Возвращаясь к Путину и его экономической стратегии, отмечу, что как раз нечто кейнсианское можно там обнаружить — но только если смотреть с позиций сегодняшних. В 2002-м или даже в 2004-м мне, пожалуй, не пришло бы в голову искать что-то общее в путинской экономике и заветах Кейнса; это видно только в ретроспективе, на расстоянии, так сказать. Что же касается программы, то ещё раз подчеркну: у Путина просматривается стратегия, а составление и воплощение стратегической программы он делегировал профессиональным экономистам, например Алексею Кудрину, Герману Грефу, Андрею Илларионову. Все эти три персонажа вызывают у меня отчётливую и устойчивую неприязнь (это если мягко), добавить к ним Чубайса — и можно проводить конкурс таксидермистов на четырёх не вызывающих сочувствия образцах. Но при всей моей неприязни не могу не признать, что в первый президентский срок Владимира Путина он держал этих людей в правительстве не просто так. Как я уже писал выше: держал, пока работали, держал по делу. И дело это они выполняли хоть и не без либеральных перекосов, но как следует. Тот же Кудрин в 2000 году упорядочивает управление государственными финансами и налоги в нефтяной отрасли (создавая базу для будущих претензий к «ЮКОСу»), в 2002-м централизует местные казначейства под контролем Федерального казначейства, в 2003-м сворачивает действие внутренних российских офшоров (съедавших по полтора миллиарда долларов налогов ежегодно только в нефтяной отрасли), в 2004-м запускает работу Стабилизационного фонда (который в 2002-м придумывает Илларионов), в 2005-м не даёт снизить НДС и ограничивает налоговые льготы в свежесозданных свободных экономических зонах. Как видите, это нельзя назвать действиями маниакального либерала или тем более «чикагца»: централизация управления финансами и торможение налоговой либерализации — действия из совсем другой оперы. Герман Греф, сегодня прочно ассоциирующийся со «Сбербанком» и его, мягко говоря, абсолютно антигосударственной политикой в Крыму, в нулевые годы хоть и продавливал глобализацию в России (чего стоит одно вступление в ВТО!), но одновременно курировал создание и развитие государственных корпораций, которые стали основой всей российской экономики. Даже крайне слабый экономист и попросту показательный дурак в политических и философских вопросах[6]

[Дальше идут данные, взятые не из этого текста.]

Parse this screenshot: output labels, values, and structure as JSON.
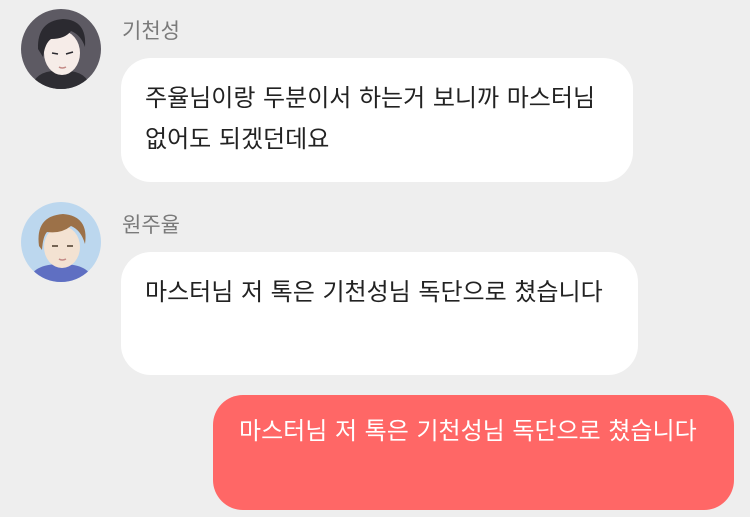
{
  "messages": [
    {
      "sender": "기천성",
      "text": "주율님이랑 두분이서 하는거 보니까 마스터님 없어도 되겠던데요",
      "direction": "incoming",
      "avatar": "dark-haired-man-avatar"
    },
    {
      "sender": "원주율",
      "text": "마스터님 저 톡은 기천성님 독단으로 쳤습니다",
      "direction": "incoming",
      "avatar": "brown-haired-man-avatar"
    },
    {
      "text": "마스터님 저 톡은 기천성님 독단으로 쳤습니다",
      "direction": "outgoing"
    }
  ],
  "colors": {
    "background": "#eeeeee",
    "incoming_bubble": "#ffffff",
    "outgoing_bubble": "#ff6766",
    "sender_name": "#7a7a7a"
  }
}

Илларионов умудрился принести российскому государству немалую пользу тем, что выдвинул идею создания Стабилизационного фонда. И ведь все трое (да и не только они) — либеральные экономисты, но, работая в команде с Путиным, действовали они вполне вменяемо. А если прекращали действовать вменяемо, то отправлялись в свободное плавание, как Касьянов и Илларионов. Да и Кудрин хоть и остался в контакте с Путиным и по сей день востребован в качестве независимого консультанта, прямого влияния на экономику всё же не имеет. А пока имел (кстати, самый «долгоживущий» министр финансов), то и бюджет формировал совсем не по-либеральному, и госдолг основательно сокращал вместо обычного для либералов наращивания.Нередко подход Путина к экономике называли «прагматизмом». Это если не прислушиваться к записным «антипутинистам» — у тех лексика, конечно, совершенно другая[7]

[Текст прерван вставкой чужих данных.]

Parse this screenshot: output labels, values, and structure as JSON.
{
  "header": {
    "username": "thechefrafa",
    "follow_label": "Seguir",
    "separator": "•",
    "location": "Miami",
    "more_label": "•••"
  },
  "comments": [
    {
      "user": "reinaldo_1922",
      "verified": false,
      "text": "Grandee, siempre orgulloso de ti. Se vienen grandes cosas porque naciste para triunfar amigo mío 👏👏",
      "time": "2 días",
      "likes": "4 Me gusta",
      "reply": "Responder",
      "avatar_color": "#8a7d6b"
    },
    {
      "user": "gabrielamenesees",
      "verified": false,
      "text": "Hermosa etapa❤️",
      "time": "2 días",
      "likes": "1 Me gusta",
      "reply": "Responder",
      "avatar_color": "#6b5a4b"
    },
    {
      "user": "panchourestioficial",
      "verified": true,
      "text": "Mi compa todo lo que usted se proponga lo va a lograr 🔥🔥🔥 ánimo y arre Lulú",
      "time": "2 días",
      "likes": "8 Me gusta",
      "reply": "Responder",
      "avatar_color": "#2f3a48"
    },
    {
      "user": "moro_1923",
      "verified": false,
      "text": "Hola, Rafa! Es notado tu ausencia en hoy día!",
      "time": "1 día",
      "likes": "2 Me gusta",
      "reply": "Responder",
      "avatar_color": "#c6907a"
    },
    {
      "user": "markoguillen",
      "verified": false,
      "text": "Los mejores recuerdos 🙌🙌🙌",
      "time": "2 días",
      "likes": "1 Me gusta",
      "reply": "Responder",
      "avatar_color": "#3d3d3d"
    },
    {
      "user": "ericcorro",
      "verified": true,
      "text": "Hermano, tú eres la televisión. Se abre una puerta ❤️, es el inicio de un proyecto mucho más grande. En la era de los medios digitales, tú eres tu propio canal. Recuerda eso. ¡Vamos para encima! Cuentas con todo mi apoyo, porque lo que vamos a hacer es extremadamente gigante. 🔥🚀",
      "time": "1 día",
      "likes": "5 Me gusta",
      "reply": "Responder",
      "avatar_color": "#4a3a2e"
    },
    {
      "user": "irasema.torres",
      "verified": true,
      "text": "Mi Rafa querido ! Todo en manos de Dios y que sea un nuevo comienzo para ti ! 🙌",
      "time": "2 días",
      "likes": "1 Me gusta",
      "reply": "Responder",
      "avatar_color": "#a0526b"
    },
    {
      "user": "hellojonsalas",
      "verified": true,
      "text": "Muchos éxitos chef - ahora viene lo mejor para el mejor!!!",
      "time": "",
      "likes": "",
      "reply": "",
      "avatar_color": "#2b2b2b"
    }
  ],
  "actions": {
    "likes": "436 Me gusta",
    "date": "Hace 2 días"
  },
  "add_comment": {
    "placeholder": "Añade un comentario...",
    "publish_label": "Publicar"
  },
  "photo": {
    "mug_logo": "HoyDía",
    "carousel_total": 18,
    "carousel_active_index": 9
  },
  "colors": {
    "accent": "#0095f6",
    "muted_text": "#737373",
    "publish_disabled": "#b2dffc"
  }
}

. Но вариант «прагматизм» ничего не объясняет. Этот ярлычок обычно приклеивают на политика или руководителя, желая ему польстить и «позитивно противопоставить» тем, кто действует, исходя из идеологических или иных недостаточно приземлённых соображений. В представлении адептов политического и экономического «прагматизма» единственно разумным ведением политических и экономических дел является полное игнорирование каких бы то ни было соображений, кроме прямой выгоды, которая отождествляется с эффективностью. Это, кстати, распространённое в западной мысли понимание эффективности и рациональности со времён известнейшего мыслителя Максимилиана Вебера. Он максимально упростил представление о рациональном (разумном, рассудочном) действии, заявив, что подлинно рациональным можно считать лишь действие, ориентированное на простую цель — на выгоду. Причём рациональное действие вообще может быть ориентировано и на цель, и на ценность, по мнению Вебера. Но в политике и экономике настоящая рациональность — это только целевая рациональность. Сам Вебер, конечно, много писал о нюансах (например, о различиях понятий «выгода» и «польза»), о том, что даже целевую рациональность можно понимать по-разному, но экономическую и политическую эффективность отождествлял с выгодой, которая и рассматривалась в качестве цели подлинно рационального действия.